Dense matrix. If datatype is other than floats or doubles, then the data will be converted to float which increases memory utilization. Set the parameter convert_dtype to False to avoid this, then the method will throw an error instead. Acceptable formats: CUDA array interface compliant objects like CuPy, cuDF DataFrame/Series, NumPy ndarray and Pandas DataFrame/Series.

yarray-like (device or host) shape = (n_samples, 1)

Dense matrix. If datatype is other than floats or doubles, then the data will be converted to float which increases memory utilization. Set the parameter convert_dtype to False to avoid this, then the method will throw an error instead. Acceptable formats: CUDA array interface compliant objects like CuPy, cuDF DataFrame/Series, NumPy ndarray and Pandas DataFrame/Series.

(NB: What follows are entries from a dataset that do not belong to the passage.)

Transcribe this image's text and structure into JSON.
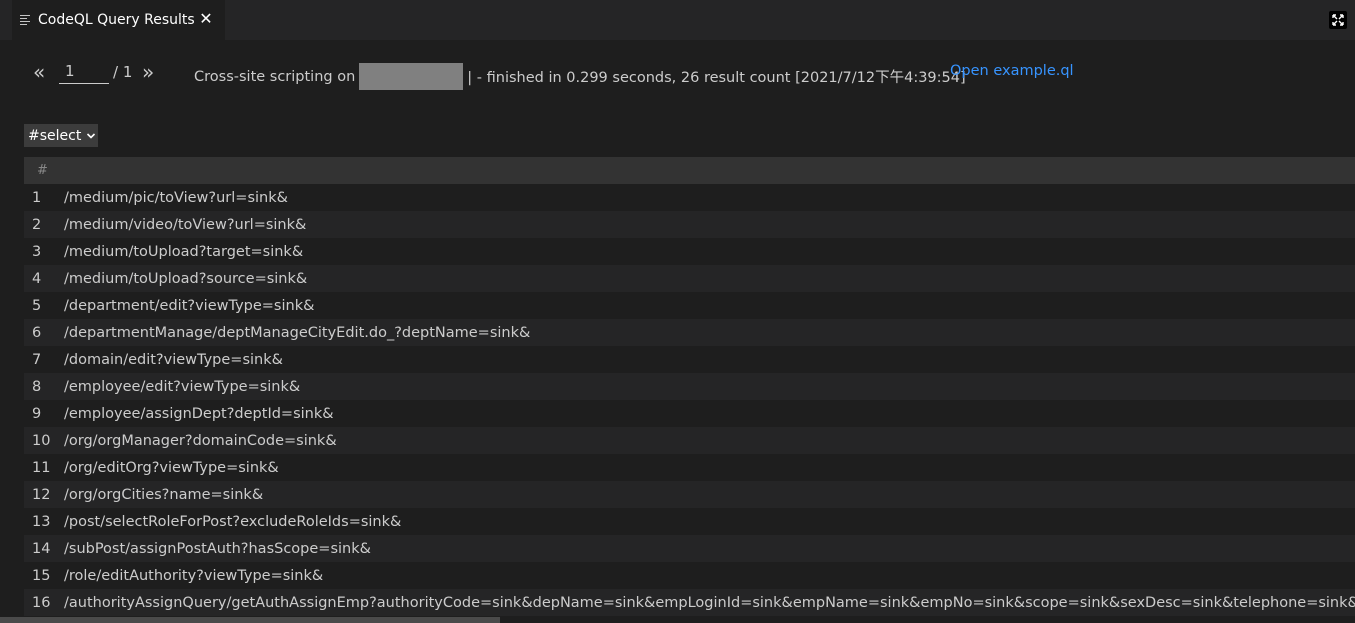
{
  "tab": {
    "title": "CodeQL Query Results",
    "close_glyph": "✕",
    "icon": "list-icon"
  },
  "pager": {
    "prev_glyph": "«",
    "next_glyph": "»",
    "current_page": "1",
    "total": "/ 1"
  },
  "status": {
    "prefix": "Cross-site scripting on",
    "suffix": "| - finished in 0.299 seconds, 26 result count [2021/7/12下午4:39:54]"
  },
  "open_link": "Open example.ql",
  "select": {
    "label": "#select",
    "chevron": "⌄"
  },
  "table": {
    "header": "#",
    "rows": [
      {
        "idx": "1",
        "value": "/medium/pic/toView?url=sink&"
      },
      {
        "idx": "2",
        "value": "/medium/video/toView?url=sink&"
      },
      {
        "idx": "3",
        "value": "/medium/toUpload?target=sink&"
      },
      {
        "idx": "4",
        "value": "/medium/toUpload?source=sink&"
      },
      {
        "idx": "5",
        "value": "/department/edit?viewType=sink&"
      },
      {
        "idx": "6",
        "value": "/departmentManage/deptManageCityEdit.do_?deptName=sink&"
      },
      {
        "idx": "7",
        "value": "/domain/edit?viewType=sink&"
      },
      {
        "idx": "8",
        "value": "/employee/edit?viewType=sink&"
      },
      {
        "idx": "9",
        "value": "/employee/assignDept?deptId=sink&"
      },
      {
        "idx": "10",
        "value": "/org/orgManager?domainCode=sink&"
      },
      {
        "idx": "11",
        "value": "/org/editOrg?viewType=sink&"
      },
      {
        "idx": "12",
        "value": "/org/orgCities?name=sink&"
      },
      {
        "idx": "13",
        "value": "/post/selectRoleForPost?excludeRoleIds=sink&"
      },
      {
        "idx": "14",
        "value": "/subPost/assignPostAuth?hasScope=sink&"
      },
      {
        "idx": "15",
        "value": "/role/editAuthority?viewType=sink&"
      },
      {
        "idx": "16",
        "value": "/authorityAssignQuery/getAuthAssignEmp?authorityCode=sink&depName=sink&empLoginId=sink&empName=sink&empNo=sink&scope=sink&sexDesc=sink&telephone=sink&"
      }
    ]
  },
  "colors": {
    "background": "#1e1e1e",
    "tabbar": "#252526",
    "link": "#3794ff",
    "row_alt": "#252526",
    "header": "#333333"
  }
}
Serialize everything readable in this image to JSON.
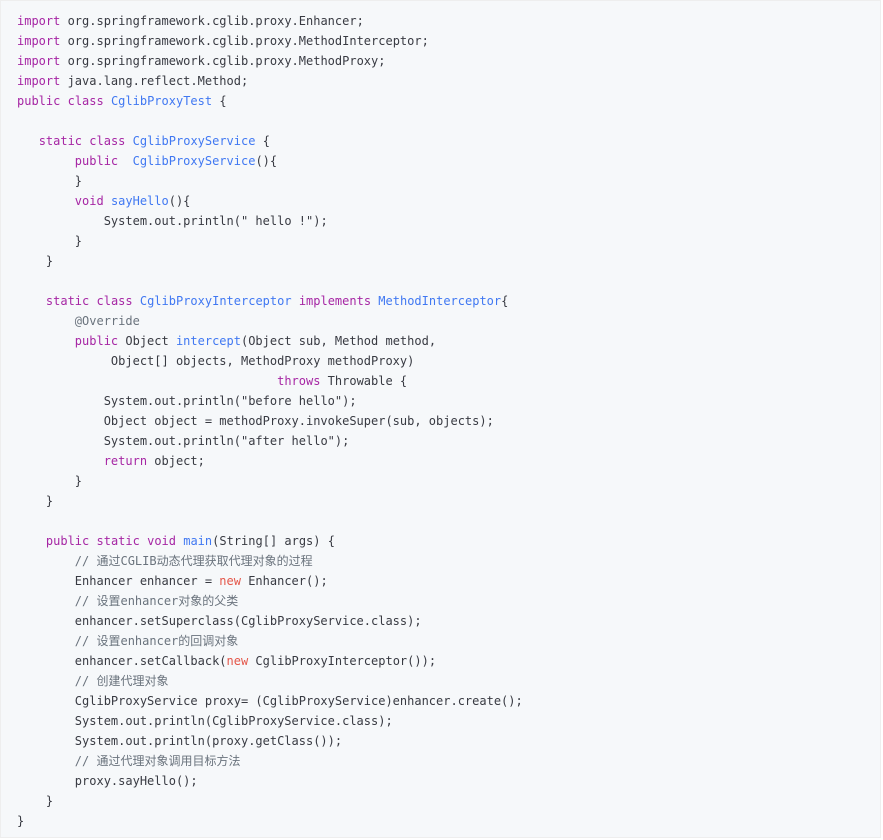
{
  "code": {
    "lines": [
      [
        {
          "t": "import",
          "c": "kw"
        },
        {
          "t": " org.springframework.cglib.proxy.Enhancer;"
        }
      ],
      [
        {
          "t": "import",
          "c": "kw"
        },
        {
          "t": " org.springframework.cglib.proxy.MethodInterceptor;"
        }
      ],
      [
        {
          "t": "import",
          "c": "kw"
        },
        {
          "t": " org.springframework.cglib.proxy.MethodProxy;"
        }
      ],
      [
        {
          "t": "import",
          "c": "kw"
        },
        {
          "t": " java.lang.reflect.Method;"
        }
      ],
      [
        {
          "t": "public",
          "c": "kw"
        },
        {
          "t": " "
        },
        {
          "t": "class",
          "c": "kw"
        },
        {
          "t": " "
        },
        {
          "t": "CglibProxyTest",
          "c": "ty"
        },
        {
          "t": " {"
        }
      ],
      [],
      [
        {
          "t": "   "
        },
        {
          "t": "static",
          "c": "kw"
        },
        {
          "t": " "
        },
        {
          "t": "class",
          "c": "kw"
        },
        {
          "t": " "
        },
        {
          "t": "CglibProxyService",
          "c": "ty"
        },
        {
          "t": " {"
        }
      ],
      [
        {
          "t": "        "
        },
        {
          "t": "public",
          "c": "kw"
        },
        {
          "t": "  "
        },
        {
          "t": "CglibProxyService",
          "c": "ty"
        },
        {
          "t": "(){"
        }
      ],
      [
        {
          "t": "        }"
        }
      ],
      [
        {
          "t": "        "
        },
        {
          "t": "void",
          "c": "kw"
        },
        {
          "t": " "
        },
        {
          "t": "sayHello",
          "c": "ty"
        },
        {
          "t": "(){"
        }
      ],
      [
        {
          "t": "            System.out.println("
        },
        {
          "t": "\" hello !\"",
          "c": "str"
        },
        {
          "t": ");"
        }
      ],
      [
        {
          "t": "        }"
        }
      ],
      [
        {
          "t": "    }"
        }
      ],
      [],
      [
        {
          "t": "    "
        },
        {
          "t": "static",
          "c": "kw"
        },
        {
          "t": " "
        },
        {
          "t": "class",
          "c": "kw"
        },
        {
          "t": " "
        },
        {
          "t": "CglibProxyInterceptor",
          "c": "ty"
        },
        {
          "t": " "
        },
        {
          "t": "implements",
          "c": "kw"
        },
        {
          "t": " "
        },
        {
          "t": "MethodInterceptor",
          "c": "ty"
        },
        {
          "t": "{"
        }
      ],
      [
        {
          "t": "        "
        },
        {
          "t": "@Override",
          "c": "an"
        }
      ],
      [
        {
          "t": "        "
        },
        {
          "t": "public",
          "c": "kw"
        },
        {
          "t": " Object "
        },
        {
          "t": "intercept",
          "c": "ty"
        },
        {
          "t": "(Object sub, Method method,"
        }
      ],
      [
        {
          "t": "             Object[] objects, MethodProxy methodProxy)"
        }
      ],
      [
        {
          "t": "                                    "
        },
        {
          "t": "throws",
          "c": "kw"
        },
        {
          "t": " Throwable {"
        }
      ],
      [
        {
          "t": "            System.out.println("
        },
        {
          "t": "\"before hello\"",
          "c": "str"
        },
        {
          "t": ");"
        }
      ],
      [
        {
          "t": "            Object object = methodProxy.invokeSuper(sub, objects);"
        }
      ],
      [
        {
          "t": "            System.out.println("
        },
        {
          "t": "\"after hello\"",
          "c": "str"
        },
        {
          "t": ");"
        }
      ],
      [
        {
          "t": "            "
        },
        {
          "t": "return",
          "c": "kw"
        },
        {
          "t": " object;"
        }
      ],
      [
        {
          "t": "        }"
        }
      ],
      [
        {
          "t": "    }"
        }
      ],
      [],
      [
        {
          "t": "    "
        },
        {
          "t": "public",
          "c": "kw"
        },
        {
          "t": " "
        },
        {
          "t": "static",
          "c": "kw"
        },
        {
          "t": " "
        },
        {
          "t": "void",
          "c": "kw"
        },
        {
          "t": " "
        },
        {
          "t": "main",
          "c": "ty"
        },
        {
          "t": "(String[] args) {"
        }
      ],
      [
        {
          "t": "        "
        },
        {
          "t": "// 通过CGLIB动态代理获取代理对象的过程",
          "c": "cm"
        }
      ],
      [
        {
          "t": "        Enhancer enhancer = "
        },
        {
          "t": "new",
          "c": "nw"
        },
        {
          "t": " Enhancer();"
        }
      ],
      [
        {
          "t": "        "
        },
        {
          "t": "// 设置enhancer对象的父类",
          "c": "cm"
        }
      ],
      [
        {
          "t": "        enhancer.setSuperclass(CglibProxyService.class);"
        }
      ],
      [
        {
          "t": "        "
        },
        {
          "t": "// 设置enhancer的回调对象",
          "c": "cm"
        }
      ],
      [
        {
          "t": "        enhancer.setCallback("
        },
        {
          "t": "new",
          "c": "nw"
        },
        {
          "t": " CglibProxyInterceptor());"
        }
      ],
      [
        {
          "t": "        "
        },
        {
          "t": "// 创建代理对象",
          "c": "cm"
        }
      ],
      [
        {
          "t": "        CglibProxyService proxy= (CglibProxyService)enhancer.create();"
        }
      ],
      [
        {
          "t": "        System.out.println(CglibProxyService.class);"
        }
      ],
      [
        {
          "t": "        System.out.println(proxy.getClass());"
        }
      ],
      [
        {
          "t": "        "
        },
        {
          "t": "// 通过代理对象调用目标方法",
          "c": "cm"
        }
      ],
      [
        {
          "t": "        proxy.sayHello();"
        }
      ],
      [
        {
          "t": "    }"
        }
      ],
      [
        {
          "t": "}"
        }
      ]
    ]
  }
}
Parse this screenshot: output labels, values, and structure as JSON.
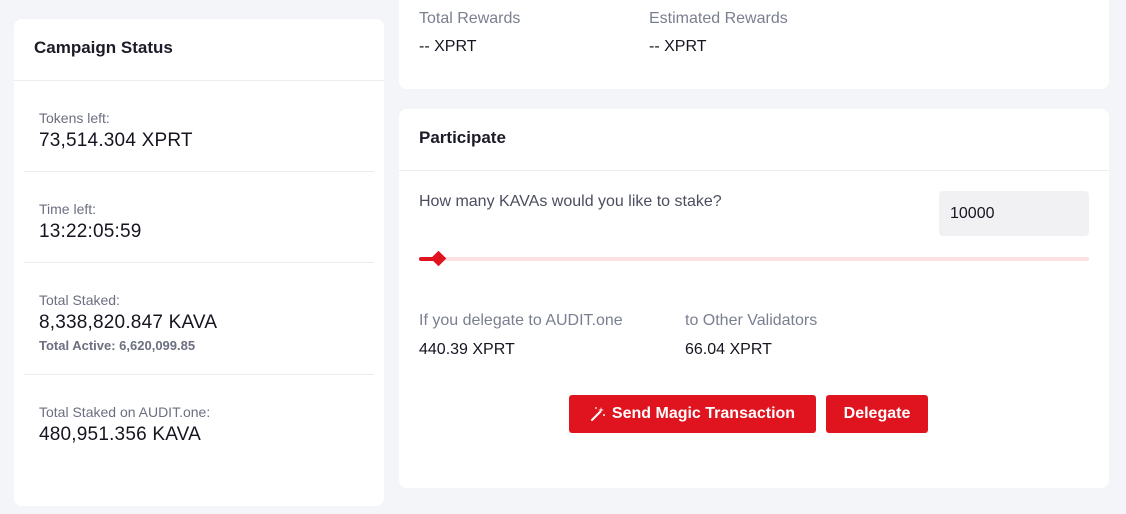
{
  "campaign": {
    "title": "Campaign Status",
    "tokens_left_label": "Tokens left:",
    "tokens_left_value": "73,514.304 XPRT",
    "time_left_label": "Time left:",
    "time_left_value": "13:22:05:59",
    "total_staked_label": "Total Staked:",
    "total_staked_value": "8,338,820.847 KAVA",
    "total_active": "Total Active: 6,620,099.85",
    "audit_staked_label": "Total Staked on AUDIT.one:",
    "audit_staked_value": "480,951.356 KAVA"
  },
  "rewards": {
    "total_label": "Total Rewards",
    "total_value": "-- XPRT",
    "estimated_label": "Estimated Rewards",
    "estimated_value": "-- XPRT"
  },
  "participate": {
    "title": "Participate",
    "question": "How many KAVAs would you like to stake?",
    "amount_value": "10000",
    "slider_fraction": 0.028,
    "audit_label": "If you delegate to AUDIT.one",
    "audit_value": "440.39 XPRT",
    "other_label": "to Other Validators",
    "other_value": "66.04 XPRT",
    "magic_button_label": "Send Magic Transaction",
    "magic_button_icon": "magic-wand-icon",
    "delegate_button_label": "Delegate"
  },
  "colors": {
    "accent": "#e0141e",
    "track": "#fbe1e3",
    "background": "#f4f5f8"
  }
}
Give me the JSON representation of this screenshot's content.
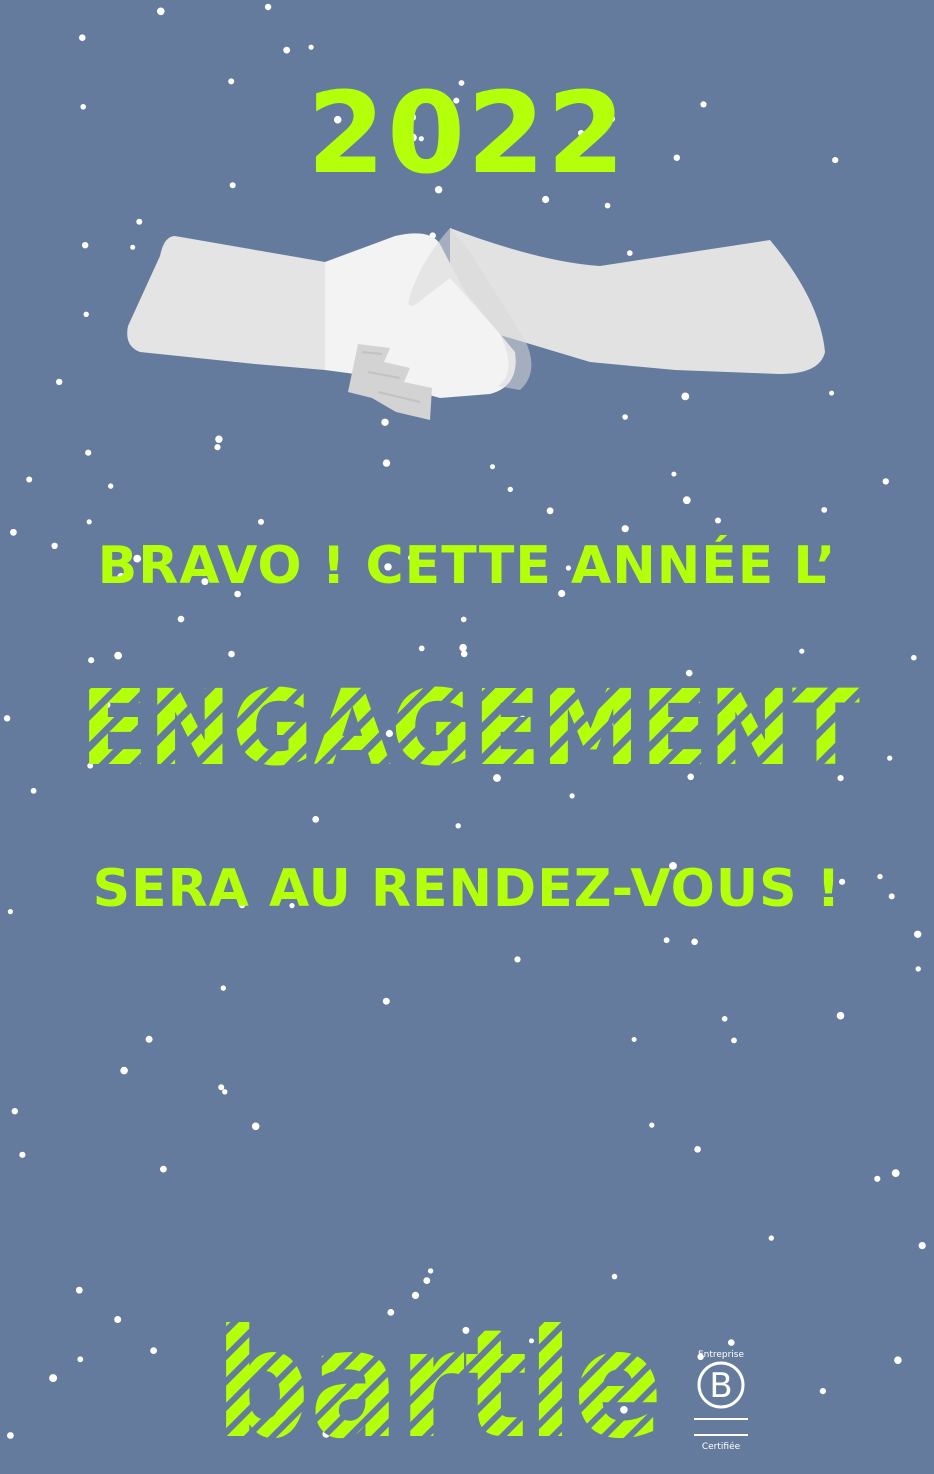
{
  "card": {
    "year": "2022",
    "line1": "BRAVO ! CETTE ANNÉE L’",
    "highlight": "ENGAGEMENT",
    "line3": "SERA AU RENDEZ-VOUS !",
    "brand": "bartle",
    "certification": {
      "top_label": "Entreprise",
      "letter": "B",
      "bottom_label": "Certifiée"
    }
  },
  "colors": {
    "background": "#657b9d",
    "accent": "#b4ff0a",
    "hand_light": "#f2f2f2",
    "hand_mid": "#e4e4e4",
    "hand_dark": "#d6d6d6",
    "snow": "#ffffff"
  },
  "icons": [
    "handshake-icon",
    "b-corp-badge-icon"
  ]
}
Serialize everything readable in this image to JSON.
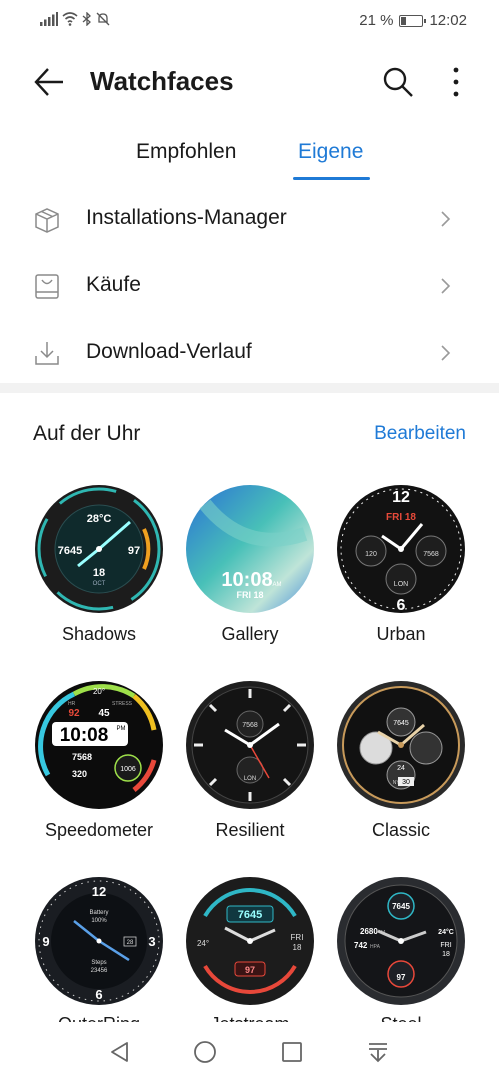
{
  "status": {
    "battery_percent": "21 %",
    "time": "12:02",
    "battery_level": 0.21
  },
  "app_bar": {
    "title": "Watchfaces",
    "back_icon": "arrow-left-icon",
    "search_icon": "search-icon",
    "more_icon": "more-vertical-icon"
  },
  "tabs": [
    {
      "label": "Empfohlen",
      "selected": false
    },
    {
      "label": "Eigene",
      "selected": true
    }
  ],
  "menu": [
    {
      "label": "Installations-Manager",
      "icon": "package-box-icon"
    },
    {
      "label": "Käufe",
      "icon": "shopping-bag-icon"
    },
    {
      "label": "Download-Verlauf",
      "icon": "download-icon"
    }
  ],
  "section": {
    "title": "Auf der Uhr",
    "action": "Bearbeiten"
  },
  "watchfaces": [
    {
      "name": "Shadows",
      "texts": [
        "28°C",
        "7645",
        "97",
        "18",
        "OCT"
      ]
    },
    {
      "name": "Gallery",
      "texts": [
        "10:08",
        "AM",
        "FRI 18"
      ]
    },
    {
      "name": "Urban",
      "texts": [
        "FRI 18",
        "120",
        "7568",
        "LON",
        "12",
        "6"
      ]
    },
    {
      "name": "Speedometer",
      "texts": [
        "20°",
        "92",
        "45",
        "10:08",
        "PM",
        "7568",
        "320",
        "1006",
        "STRESS",
        "HR"
      ]
    },
    {
      "name": "Resilient",
      "texts": [
        "7568",
        "LON"
      ]
    },
    {
      "name": "Classic",
      "texts": [
        "7645",
        "24",
        "NYC",
        "30"
      ]
    },
    {
      "name": "OuterRing",
      "texts": [
        "12",
        "3",
        "6",
        "9",
        "Battery",
        "100%",
        "28",
        "Steps",
        "23456"
      ]
    },
    {
      "name": "Jetstream",
      "texts": [
        "7645",
        "24°",
        "FRI",
        "18",
        "97"
      ]
    },
    {
      "name": "Steel",
      "texts": [
        "7645",
        "2680",
        "M",
        "742",
        "HPA",
        "24°C",
        "FRI",
        "18",
        "97"
      ]
    }
  ],
  "colors": {
    "accent": "#1f7ad6",
    "text": "#1a1a1a",
    "icon": "#8a8a8a",
    "divider": "#f2f2f2"
  },
  "nav": {
    "back_icon": "triangle-back-icon",
    "home_icon": "circle-home-icon",
    "recents_icon": "square-recents-icon",
    "notifications_icon": "notification-pulldown-icon"
  }
}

sample_weightarray-like (device or host) shape = (n_samples,), default=None

The weights for each observation in X. If None, all observations are assigned equal weight. Acceptable dense formats: CUDA array interface compliant objects like CuPy, cuDF DataFrame/Series, NumPy ndarray and Pandas DataFrame/Series.

convert_dtypebool, optional (default = True)

When set to True, the train method will, when necessary, convert y to be the same data type as X if they differ. This will increase memory used for the method.